Some of the programme’s learning outcomes depend on the research topic of the programme.
Knowledge and Understanding:
Having successfully completed the taught element of this programme a student will be able to demonstrate:
L1:
A deep, advanced understanding of a range of topics relevant to the active research themes in the academic unit of mathematical sciences.
L2:
An understanding of the context of, and the relationship between, the taught component and the likely research direction.
Having successfully completed the research element of this programme a candidate will be able to demonstrate:
RL1:
a proper command of the literature, including knowledge of critical open problems, as well as facility in the use of established techniques in the fields of study;
RL2:
a systematic acquisition and understanding of a substantial body of knowledge in mathematics and/or statistics which is at the forefront of the discipline;
Teaching and Learning Methods
Acquisition of knowledge and understanding is through structured exposition based on lectures, computer workshops, private study, seminars, case studies, individual and group coursework, and individual supervision under the guidance of a first supervisor, with further contributions from other members of the supervisory team.
Assessment Methods
Modules in the taught element are assessed by a combination of unseen examinations and/or coursework. Examinations and assessment in the taught component is conducted at the end of each semester and as necessary in summer referral exams. The research component is assessed by thesis and viva as governed by the regulations for an Integrated PhD in a Named Subject. Skills and knowledge will be monitored and assessed throughout the programme under the milestone reviews conducted by the Graduate School.
Subject-Specific Intellectual Skills
Having successfully completed the taught element of this programme a student will be able to demonstrate:
T1:
Technical skills in the use of appropriate mathematical and/or statistical techniques.
T2:
Critical and analytical skills using a range of appropriate mathematical and/or statistical techniques.
Having successfully completed the research element of this programme a candidate will be able to demonstrate:
RT1:
the ability to create and interpret new knowledge in the field of mathematics and/or statistics through original research or other advanced scholarship, of a quality to satisfy peer review, extending the forefront of the discipline;
Rt2:
the general ability to conceptualize, design and implement a project for the generation of new knowledge, applications or understanding at the forefront of the mathematical sciences, and to adjust the project design in the light of unforeseen problems;
Rt3:
a detailed understanding of applicable techniques for research and advanced academic enquiry.
Teaching and Learning Methods
Acquisition of knowledge and understanding is through structured exposition based on lectures, computer workshops, private study, seminars, case studies, individual and group coursework, and individual supervision under the guidance of a first supervisor, with further contributions from other members of the supervisory team.
Assessment Methods
Modules in the taught element are assessed by a combination of unseen examinations and/or coursework. Examinations and assessment in the taught component is conducted at the end of each semester and as necessary in summer referral exams. The research component is assessed by thesis and viva as governed by the regulations for an Integrated PhD in a Named Subject. Skills and knowledge will be monitored and assessed throughout the programme under the milestone reviews conducted by the Graduate School.
Transferrable/Key Skills
Having successfully completed the taught element of this programme a student will be able to demonstrate:
K1:
the ability to communicate advanced ideas clearly in a range of formats.
K2:
the ability to use IT to support their learning and research.

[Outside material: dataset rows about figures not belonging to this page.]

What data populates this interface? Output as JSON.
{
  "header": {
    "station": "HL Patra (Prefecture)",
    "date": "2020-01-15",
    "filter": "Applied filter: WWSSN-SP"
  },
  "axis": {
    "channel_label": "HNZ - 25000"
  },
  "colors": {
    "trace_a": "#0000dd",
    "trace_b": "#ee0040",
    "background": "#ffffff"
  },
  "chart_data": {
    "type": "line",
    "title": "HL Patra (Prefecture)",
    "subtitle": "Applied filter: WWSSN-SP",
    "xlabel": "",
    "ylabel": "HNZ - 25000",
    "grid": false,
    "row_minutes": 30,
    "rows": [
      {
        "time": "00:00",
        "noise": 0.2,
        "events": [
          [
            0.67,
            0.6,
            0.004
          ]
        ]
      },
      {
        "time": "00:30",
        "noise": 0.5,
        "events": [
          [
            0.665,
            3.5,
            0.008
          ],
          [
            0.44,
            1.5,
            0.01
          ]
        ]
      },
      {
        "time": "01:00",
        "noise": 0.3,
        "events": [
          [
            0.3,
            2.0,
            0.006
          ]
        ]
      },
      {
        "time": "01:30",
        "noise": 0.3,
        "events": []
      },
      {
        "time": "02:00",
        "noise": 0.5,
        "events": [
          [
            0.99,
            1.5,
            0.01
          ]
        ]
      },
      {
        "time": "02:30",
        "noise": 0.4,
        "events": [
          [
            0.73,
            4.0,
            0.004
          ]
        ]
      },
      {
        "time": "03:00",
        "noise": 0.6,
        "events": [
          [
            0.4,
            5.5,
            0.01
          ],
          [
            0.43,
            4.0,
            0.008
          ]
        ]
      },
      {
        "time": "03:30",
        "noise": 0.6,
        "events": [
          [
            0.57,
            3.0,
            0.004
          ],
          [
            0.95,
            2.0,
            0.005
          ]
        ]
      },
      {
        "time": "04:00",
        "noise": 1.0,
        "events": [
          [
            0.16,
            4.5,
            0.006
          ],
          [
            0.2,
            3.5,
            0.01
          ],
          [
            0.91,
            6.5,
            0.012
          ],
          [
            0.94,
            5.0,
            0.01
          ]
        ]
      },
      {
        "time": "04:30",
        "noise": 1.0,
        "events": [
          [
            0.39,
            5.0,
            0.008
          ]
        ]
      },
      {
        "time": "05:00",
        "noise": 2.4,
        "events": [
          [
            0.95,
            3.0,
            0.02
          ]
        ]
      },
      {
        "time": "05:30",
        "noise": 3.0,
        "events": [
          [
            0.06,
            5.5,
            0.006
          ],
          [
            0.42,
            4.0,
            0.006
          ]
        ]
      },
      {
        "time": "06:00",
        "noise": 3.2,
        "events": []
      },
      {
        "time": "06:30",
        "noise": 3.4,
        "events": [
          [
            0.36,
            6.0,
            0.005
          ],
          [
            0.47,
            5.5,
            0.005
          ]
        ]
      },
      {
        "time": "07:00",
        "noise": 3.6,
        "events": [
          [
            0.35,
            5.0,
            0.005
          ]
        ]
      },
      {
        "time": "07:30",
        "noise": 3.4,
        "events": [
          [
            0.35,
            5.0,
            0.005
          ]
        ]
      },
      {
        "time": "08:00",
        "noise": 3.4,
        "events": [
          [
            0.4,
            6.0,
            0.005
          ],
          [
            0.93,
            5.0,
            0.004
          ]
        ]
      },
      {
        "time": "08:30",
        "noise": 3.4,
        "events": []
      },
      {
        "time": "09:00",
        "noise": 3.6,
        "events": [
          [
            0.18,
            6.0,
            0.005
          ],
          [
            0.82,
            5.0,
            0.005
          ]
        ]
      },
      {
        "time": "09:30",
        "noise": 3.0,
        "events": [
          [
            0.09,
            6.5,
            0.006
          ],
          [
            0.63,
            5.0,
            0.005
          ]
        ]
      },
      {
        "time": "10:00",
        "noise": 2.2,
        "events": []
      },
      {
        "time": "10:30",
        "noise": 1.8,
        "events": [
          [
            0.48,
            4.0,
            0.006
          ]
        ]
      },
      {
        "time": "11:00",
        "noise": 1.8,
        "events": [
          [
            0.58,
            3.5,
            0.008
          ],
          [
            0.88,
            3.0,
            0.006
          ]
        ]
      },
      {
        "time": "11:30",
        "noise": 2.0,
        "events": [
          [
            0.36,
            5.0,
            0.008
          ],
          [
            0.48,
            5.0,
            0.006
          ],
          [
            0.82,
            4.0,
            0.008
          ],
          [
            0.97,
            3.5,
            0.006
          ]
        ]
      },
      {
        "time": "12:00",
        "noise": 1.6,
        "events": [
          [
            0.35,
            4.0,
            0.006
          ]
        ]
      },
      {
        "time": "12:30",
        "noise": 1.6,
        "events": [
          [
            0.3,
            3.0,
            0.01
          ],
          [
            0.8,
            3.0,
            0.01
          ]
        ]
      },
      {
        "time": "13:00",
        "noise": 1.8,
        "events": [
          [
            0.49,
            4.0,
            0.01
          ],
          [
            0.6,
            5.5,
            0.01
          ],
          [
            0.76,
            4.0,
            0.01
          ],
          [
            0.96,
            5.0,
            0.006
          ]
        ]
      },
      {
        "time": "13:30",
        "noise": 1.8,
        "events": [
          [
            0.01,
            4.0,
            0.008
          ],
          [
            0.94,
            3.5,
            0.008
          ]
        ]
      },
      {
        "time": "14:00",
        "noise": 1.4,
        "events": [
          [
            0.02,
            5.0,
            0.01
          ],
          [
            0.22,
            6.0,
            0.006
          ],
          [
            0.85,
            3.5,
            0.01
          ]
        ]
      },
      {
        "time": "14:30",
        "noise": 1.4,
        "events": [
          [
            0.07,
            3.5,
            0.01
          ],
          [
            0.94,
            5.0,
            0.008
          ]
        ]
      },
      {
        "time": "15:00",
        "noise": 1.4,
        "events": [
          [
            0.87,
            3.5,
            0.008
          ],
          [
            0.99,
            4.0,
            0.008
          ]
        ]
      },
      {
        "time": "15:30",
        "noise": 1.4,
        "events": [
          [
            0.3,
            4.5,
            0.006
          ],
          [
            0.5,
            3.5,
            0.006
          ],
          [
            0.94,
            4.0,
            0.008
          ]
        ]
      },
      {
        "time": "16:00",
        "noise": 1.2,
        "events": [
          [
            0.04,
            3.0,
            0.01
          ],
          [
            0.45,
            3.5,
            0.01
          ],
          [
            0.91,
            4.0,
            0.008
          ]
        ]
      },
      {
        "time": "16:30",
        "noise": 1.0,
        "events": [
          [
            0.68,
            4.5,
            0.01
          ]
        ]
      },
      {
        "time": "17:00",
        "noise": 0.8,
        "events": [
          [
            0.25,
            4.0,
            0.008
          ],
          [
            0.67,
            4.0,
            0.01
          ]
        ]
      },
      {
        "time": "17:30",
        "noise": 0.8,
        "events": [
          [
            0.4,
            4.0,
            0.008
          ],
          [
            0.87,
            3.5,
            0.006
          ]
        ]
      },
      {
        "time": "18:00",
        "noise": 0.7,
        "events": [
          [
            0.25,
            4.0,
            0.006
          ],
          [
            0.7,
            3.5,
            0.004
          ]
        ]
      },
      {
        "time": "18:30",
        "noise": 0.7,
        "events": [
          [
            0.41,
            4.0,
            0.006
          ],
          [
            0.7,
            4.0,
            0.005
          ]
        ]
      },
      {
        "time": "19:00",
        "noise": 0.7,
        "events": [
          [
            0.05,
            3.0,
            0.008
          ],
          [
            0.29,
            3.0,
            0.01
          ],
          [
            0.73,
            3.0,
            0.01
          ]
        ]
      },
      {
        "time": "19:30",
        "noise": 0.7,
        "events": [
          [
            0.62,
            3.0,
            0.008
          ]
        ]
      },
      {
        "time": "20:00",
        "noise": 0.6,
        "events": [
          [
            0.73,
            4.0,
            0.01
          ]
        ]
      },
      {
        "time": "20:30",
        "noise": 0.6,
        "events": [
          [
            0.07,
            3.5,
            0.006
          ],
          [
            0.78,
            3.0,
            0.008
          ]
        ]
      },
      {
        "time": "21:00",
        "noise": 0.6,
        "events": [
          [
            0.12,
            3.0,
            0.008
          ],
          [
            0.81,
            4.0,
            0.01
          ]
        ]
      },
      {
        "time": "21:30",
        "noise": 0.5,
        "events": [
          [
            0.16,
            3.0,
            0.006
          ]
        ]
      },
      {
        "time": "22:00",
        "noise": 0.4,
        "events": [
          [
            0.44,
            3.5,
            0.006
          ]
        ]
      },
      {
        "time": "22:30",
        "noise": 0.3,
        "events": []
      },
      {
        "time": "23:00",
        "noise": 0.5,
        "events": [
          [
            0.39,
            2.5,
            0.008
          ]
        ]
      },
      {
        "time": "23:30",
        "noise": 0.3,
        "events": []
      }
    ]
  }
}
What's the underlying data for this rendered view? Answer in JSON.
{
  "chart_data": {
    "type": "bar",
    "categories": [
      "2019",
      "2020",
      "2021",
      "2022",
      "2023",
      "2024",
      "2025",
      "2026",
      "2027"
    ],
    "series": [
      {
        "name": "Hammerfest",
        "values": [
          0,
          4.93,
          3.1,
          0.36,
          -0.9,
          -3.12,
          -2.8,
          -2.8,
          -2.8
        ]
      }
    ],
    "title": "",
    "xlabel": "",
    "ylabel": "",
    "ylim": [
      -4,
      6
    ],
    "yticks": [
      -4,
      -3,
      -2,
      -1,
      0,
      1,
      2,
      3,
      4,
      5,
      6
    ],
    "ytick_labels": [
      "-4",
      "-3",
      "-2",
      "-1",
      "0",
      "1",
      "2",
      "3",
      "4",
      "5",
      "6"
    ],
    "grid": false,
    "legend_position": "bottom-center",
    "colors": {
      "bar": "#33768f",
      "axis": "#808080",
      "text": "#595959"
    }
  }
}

Having successfully completed the research element of this programme a candidate will be able to demonstrate:
RK1:
the ability to use logical argument, deductive reasoning and analysis, abstraction and generalization to solve complex problems and to report their findings;
RK2:
the ability to identify their further training needs and to take responsibility for their own professional development.
Teaching and Learning Methods
Acquisition of knowledge and understanding is through structured exposition based on lectures, computer workshops, private study, seminars, case studies, individual and group coursework, and individual supervision under the guidance of a first supervisor, with further contributions from other members of the supervisory team.
Assessment Methods
Modules in the taught element are assessed by a combination of unseen examinations and/or coursework. Examinations and assessment in the taught component is conducted at the end of each semester and as necessary in summer referral exams. The research component is assessed by thesis and viva as governed by the regulations for an Integrated PhD in a Named Subject. Skills and knowledge will be monitored and assessed throughout the programme under the milestone reviews conducted by the Graduate School.
Having successfully completed the this programme a candidate will be able to demonstrate the skills, knowledge and competencies appropriate to the award of a PhD, as specified in the Code of Practice for Research Candidature and Supervision.